When Jewish History Becomes a Political Weapon

 By Ingrid

I recently encountered a description of Molly Crabapple’s new book, Here Where We Live Is Our Country, which chronicles the history of the Jewish Labor Bund.

The Bund has always fascinated me. Before the Holocaust, it stood as one of the most influential Jewish political movements in Eastern Europe. Secular, socialist, Yiddish-speaking, and fiercely anti-Zionist, the Bund offered a radically different vision for Jewish survival. Rather than building a sovereign homeland in the Middle East, Bundists argued that Jews should fight for dignity, equality, and cultural flourishing right where they lived - a concept known as do'ikayt (hereness).

It is crucial to remember that this was not an argument between Jews and the outside world. It was an internal, fierce debate among Jews themselves. Zionists, Bundists, religious traditionalists, assimilationists, and liberals all wrestled with the exact same existential question: 
What future is possible for the Jewish people?

That rich history deserves to be remembered. Yet, I find myself approaching the modern revival of interest in the Bund with a distinct degree of caution.

My unease does not stem from a desire to forget the Bund. Quite the opposite - Jewish history is far more diverse than contemporary narratives suggest. The Bund was real, its ideas mattered, and its members organized, dreamed, and suffered. My concern lies elsewhere: too often, historical movements are not resurrected to understand the past, but to fight partisan battles in the present.

Today, a history of the Bund can easily be weaponized, consciously or unconsciously, as an argument that Zionism was a historic mistake. It becomes a convenient way for modern critics to say: "Look, the Jews had another option, and they chose wrongly."

This is where the argument becomes disingenuous, because the very definition of "anti-Zionism" has fundamentally shifted over the last century.

For the Bundists, anti-Zionism was an internal position within the Jewish ecosystem. They opposed a Jewish nation-state, but they were deeply invested in Jewish life, continuity, and the welfare of Jews as a people. Their stance emerged from a vision of Jewish flourishing, not from hostility toward Jewish existence.

Today, anti-Zionism operates in a vastly different geopolitical and cultural landscape. While it can remain a principled critique of nationalism or Israeli policy, it also frequently serves as a vehicle for collective hostility against Jews. This is especially true when Jews are uniquely denied the right to national self-determination afforded to other nations, or when criticism of Israel slides into ancient tropes of suspicion and exclusion.

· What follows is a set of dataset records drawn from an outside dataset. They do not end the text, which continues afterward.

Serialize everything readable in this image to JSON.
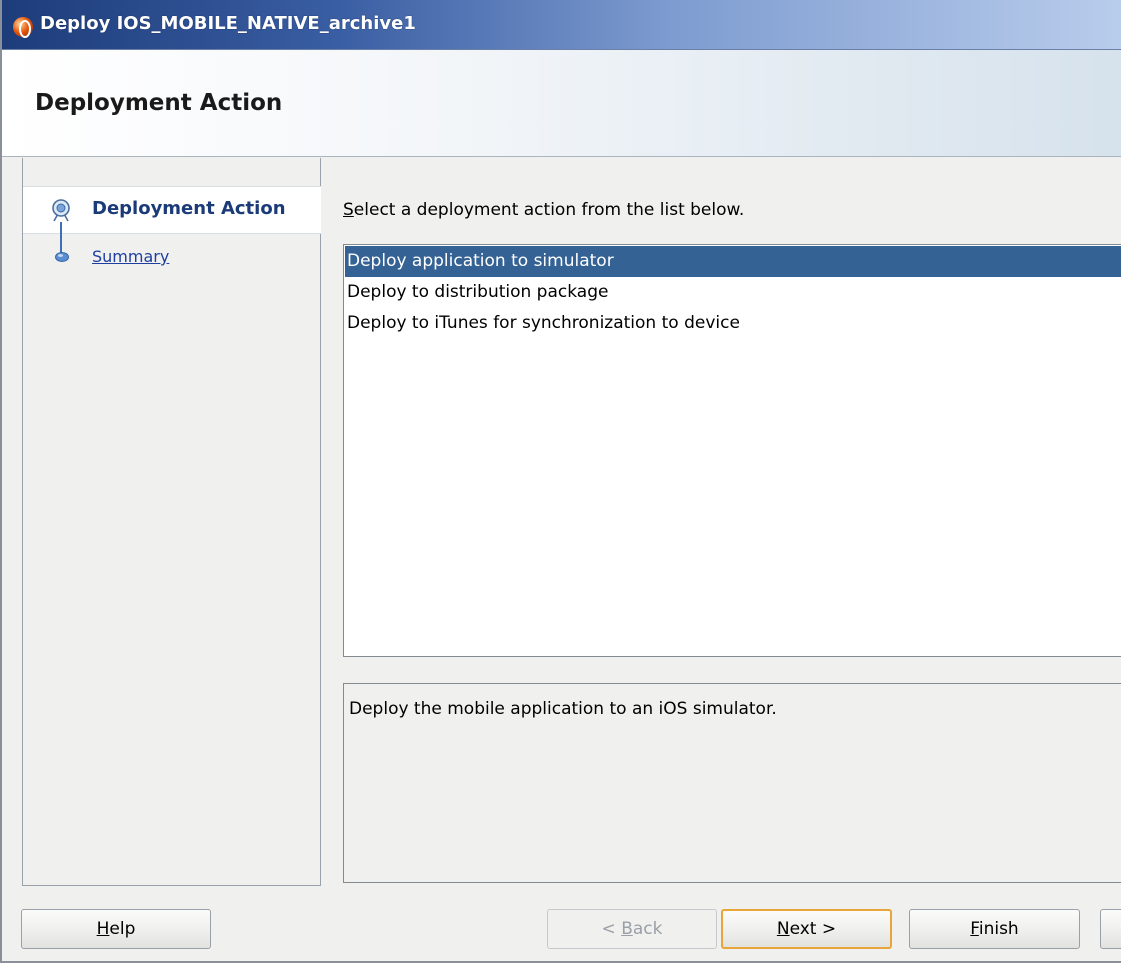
{
  "window": {
    "title": "Deploy IOS_MOBILE_NATIVE_archive1"
  },
  "header": {
    "title": "Deployment Action"
  },
  "nav": {
    "items": [
      {
        "label": "Deployment Action",
        "state": "current"
      },
      {
        "label": "Summary",
        "state": "link"
      }
    ]
  },
  "main": {
    "instruction": {
      "mnemonic": "S",
      "rest": "elect a deployment action from the list below."
    },
    "actions": [
      {
        "label": "Deploy application to simulator",
        "selected": true
      },
      {
        "label": "Deploy to distribution package",
        "selected": false
      },
      {
        "label": "Deploy to iTunes for synchronization to device",
        "selected": false
      }
    ],
    "description": "Deploy the mobile application to an iOS simulator."
  },
  "footer": {
    "help": {
      "mnemonic": "H",
      "rest": "elp"
    },
    "back": {
      "prefix": "< ",
      "mnemonic": "B",
      "rest": "ack",
      "enabled": false
    },
    "next": {
      "mnemonic": "N",
      "rest": "ext >",
      "default": true
    },
    "finish": {
      "mnemonic": "F",
      "rest": "inish"
    }
  },
  "colors": {
    "selection": "#356295",
    "default_button_border": "#e7a53a",
    "nav_current_text": "#1b3a78",
    "nav_link_text": "#1f3fa0"
  }
}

There is a profound difference between an internal Jewish debate about the diaspora's future and a global movement that treats the existence of the world's only Jewish state as uniquely illegitimate.

Furthermore, the world in which the Bund flourished no longer exists. The Jewish communities of Eastern Europe were not defeated in an intellectual debate; they were annihilated. Entire worlds vanished into the ashes of the Holocaust.

When discussing the Bund in the 21st century, we cannot pretend history stopped in 1935. We know things the Bundists could not have foreseen. We know the horrors of the camps. We know about the violent expulsion of nearly a million Jews from Arab lands. We know that Israel became the only life raft for millions of refugees who had nowhere else to go.

Ultimately, there is a sharp dividing line between studying Bundism and using Bundism. One is an act of historical curiosity; the other is an act of political advocacy. The first asks, "What did these people believe?" The second asks, "How can these dead Jews be used to validate my political stance today?"

I am drawn to the Bund because it reveals the breathtaking breadth of Jewish thought, reminding us that Jewish identity was never monolithic. Perhaps the passionate argument itself is the most authentic Jewish trait of all.

However, I lose interest when historical figures are reduced to mere props for modern ideological campaigns. The Bund deserves to be understood on its own terms - not as a convenient footnote in a contemporary argument over whether the Jewish state has a right to exist.

History should illuminate the present. It should not be conscripted into it.